Welcome to my website! I am a Ph.D. Candidate in Astronomy at the University of Florida.
With my advisor Prof. Sarah Ballard,
I study exoplanets around the smallest and coolest stars.
I recieved my Bachelor's degree in Astronomy & Physics
from Boston University in 2020. In the past, I have been a
Flatiron Pre-Doctoral Fellow in the
Center for Computational Astrophysics
at the Flatiron Institute,
an intern at the
Kepler/K2 Guest Observer office
at NASA Ames Research Center and the
FastML group
at CERN.
Click here to download my CV.
Stellar age measurements are fundamental to understanding a wide range of astronomical processes,
including Galactic dynamics, stellar evolution, and planetary system formation.
However, extracting age information from main-sequence stars is complicated, with techniques
often relying on age proxies in the absence of direct measurements.
The Gaia data releases have enabled detailed studies of the dynamical properties of stars within the Milky Way,
offering new opportunities to understand the relationship between stellar age and dynamics.

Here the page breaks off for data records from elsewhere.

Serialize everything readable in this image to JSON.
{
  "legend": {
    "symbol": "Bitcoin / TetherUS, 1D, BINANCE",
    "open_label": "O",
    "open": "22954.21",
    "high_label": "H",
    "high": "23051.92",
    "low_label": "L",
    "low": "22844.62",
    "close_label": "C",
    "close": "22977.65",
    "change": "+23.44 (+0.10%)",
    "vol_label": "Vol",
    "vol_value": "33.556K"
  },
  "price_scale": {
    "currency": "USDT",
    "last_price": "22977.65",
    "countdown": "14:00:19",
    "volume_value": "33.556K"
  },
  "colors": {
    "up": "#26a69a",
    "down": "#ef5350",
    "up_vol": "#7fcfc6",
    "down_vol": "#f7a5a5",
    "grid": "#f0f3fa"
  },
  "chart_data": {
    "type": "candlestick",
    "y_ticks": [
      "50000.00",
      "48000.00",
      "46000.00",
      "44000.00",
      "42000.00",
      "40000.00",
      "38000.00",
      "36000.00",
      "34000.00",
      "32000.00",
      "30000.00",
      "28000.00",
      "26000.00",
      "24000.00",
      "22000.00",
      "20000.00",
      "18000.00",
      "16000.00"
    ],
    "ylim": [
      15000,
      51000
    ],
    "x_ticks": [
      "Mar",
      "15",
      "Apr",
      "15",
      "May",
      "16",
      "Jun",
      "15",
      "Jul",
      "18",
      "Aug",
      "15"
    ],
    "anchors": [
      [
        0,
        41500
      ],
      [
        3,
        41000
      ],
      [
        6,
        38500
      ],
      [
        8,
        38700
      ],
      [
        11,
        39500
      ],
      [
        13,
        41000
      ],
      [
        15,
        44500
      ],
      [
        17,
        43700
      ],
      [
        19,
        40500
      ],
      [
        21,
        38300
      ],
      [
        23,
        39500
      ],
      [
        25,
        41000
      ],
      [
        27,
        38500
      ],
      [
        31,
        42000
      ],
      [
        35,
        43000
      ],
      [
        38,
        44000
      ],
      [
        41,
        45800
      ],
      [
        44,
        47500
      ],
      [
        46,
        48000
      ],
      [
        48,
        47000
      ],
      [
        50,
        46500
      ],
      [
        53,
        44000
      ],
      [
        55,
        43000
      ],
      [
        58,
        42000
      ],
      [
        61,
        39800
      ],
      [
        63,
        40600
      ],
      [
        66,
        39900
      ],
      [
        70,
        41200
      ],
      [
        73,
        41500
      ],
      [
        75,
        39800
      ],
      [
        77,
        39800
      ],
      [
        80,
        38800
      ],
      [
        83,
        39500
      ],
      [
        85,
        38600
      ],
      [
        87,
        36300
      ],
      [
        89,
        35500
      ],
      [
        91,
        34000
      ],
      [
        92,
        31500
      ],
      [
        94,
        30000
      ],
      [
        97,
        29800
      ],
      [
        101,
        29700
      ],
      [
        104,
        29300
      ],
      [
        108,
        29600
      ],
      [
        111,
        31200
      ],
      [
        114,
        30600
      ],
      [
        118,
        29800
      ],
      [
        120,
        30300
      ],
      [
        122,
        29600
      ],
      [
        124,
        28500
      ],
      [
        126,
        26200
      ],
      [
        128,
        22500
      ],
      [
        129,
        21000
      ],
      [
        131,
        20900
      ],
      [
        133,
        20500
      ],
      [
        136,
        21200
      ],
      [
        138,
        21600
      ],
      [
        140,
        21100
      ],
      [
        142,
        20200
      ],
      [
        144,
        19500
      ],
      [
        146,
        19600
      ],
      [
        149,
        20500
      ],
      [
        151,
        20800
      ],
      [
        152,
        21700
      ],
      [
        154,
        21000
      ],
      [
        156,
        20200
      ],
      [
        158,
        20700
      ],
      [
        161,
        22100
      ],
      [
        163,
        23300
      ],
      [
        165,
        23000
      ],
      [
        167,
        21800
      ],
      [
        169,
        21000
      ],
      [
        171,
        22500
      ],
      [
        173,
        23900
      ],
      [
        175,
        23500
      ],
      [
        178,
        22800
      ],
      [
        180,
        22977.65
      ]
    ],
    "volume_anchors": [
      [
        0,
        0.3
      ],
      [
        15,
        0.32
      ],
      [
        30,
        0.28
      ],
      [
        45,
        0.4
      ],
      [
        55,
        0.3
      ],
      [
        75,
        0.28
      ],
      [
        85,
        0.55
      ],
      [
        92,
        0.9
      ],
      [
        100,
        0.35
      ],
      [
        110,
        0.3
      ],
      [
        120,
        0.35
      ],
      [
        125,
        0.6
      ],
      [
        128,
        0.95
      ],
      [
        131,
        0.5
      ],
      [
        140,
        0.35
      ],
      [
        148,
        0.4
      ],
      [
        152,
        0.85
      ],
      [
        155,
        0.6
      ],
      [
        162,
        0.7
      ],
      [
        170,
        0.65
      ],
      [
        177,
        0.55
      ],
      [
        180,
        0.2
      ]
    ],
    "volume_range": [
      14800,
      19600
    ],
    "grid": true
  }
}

In this study, we leverage high-precision astrometric data from Gaia DR3 to construct a stellar age prediction
model based only on stellar dynamical properties, namely the vertical action.
We calibrate two distinct, hierarchical stellar age–vertical action relations,
first employing asteroseismic ages for red-giant-branch stars, then isochrone ages
for main-sequence turn-off stars. We describe a framework called zoomies based on this calibration,
by which we can infer ages for any star given its vertical action.
This tool is open-source and intended for community use. We compare dynamical age
estimates from zoomies with age measurements from open clusters and asteroseismology.
We use zoomies to generate and compare dynamical age estimates for stars from the Kepler,
K2, and TESS exoplanet transit surveys. While dynamical age relations are associated
with large uncertainty, they are generally mass independent and depend on
homogeneously measured astrometric data. These age predictions are uniquely useful
for large-scale demographic investigations, especially in disentangling the relationship
between planet occurrence, metallicity, and age for low-mass stars.
Leveraging the
photoeccentric effect
, we combine Kepler transit light curves
with stellar density information from spectroscopy and parallaxes from Gaia to
constrain the orbital eccentricities for over 150 planets around nearby M dwarfs.
Within a Bayesian hierarchical framework, we draw out the underlyling eccentricity
distribution for planets around M dwarfs and find two distinct populations:
single-transit, higher eccentricity planets and multi-transit, low-eccentricity planets.
We use planet occurrence information to constrain the volume-limited occurrence rate
of eccentric M dwarf planets. Read the paper in PNAS
As an undergraduate at Boston University, I worked with my advisors Prof. Philip Muirhead and Dr. Julie Skinner to constrain the
upper limit of planet occurrence around late-M and early-L dwarfs (or "ultracool dwarfs") in our local neighborhood. We conducted
a planet search around 827 ultracool dwarfs observed by NASA's K2 mission, and found none. Using this null result,
we constrained the upper limit of planet occurrence around ultracool dwarfs in the local neighborhood,
accounting for our transit detection efficiency and transit probability.
I published an open-source Python package called zoomies, which is an open-source tool to constrain stellar ages using only kinematic information
(vertical action from Gaia), a galactic potential model, and an external stellar calibration
sample. The package includes tools to calibrate a stellar age--vertical action relation and apply it to
your desired stellar sample. Since the age relation comes from purely kinematic information (galactic orbits),
the relation is nearly completely mass-independent, meaning you can use this tool to constrain ages for any stars
from supergiants to M dwarfs!
I also published an open-source Python package called photoeccentric,
which includes a suite of tools to process Kepler transit lightcurves,
calculate stellar densities, and perform transit fitting to constrain
eccentricities using only photometric data + stellar density priors.
I contribute to lightkurve,
a user-friendly, open-source Python package for working with Kepler, K2, and TESS data.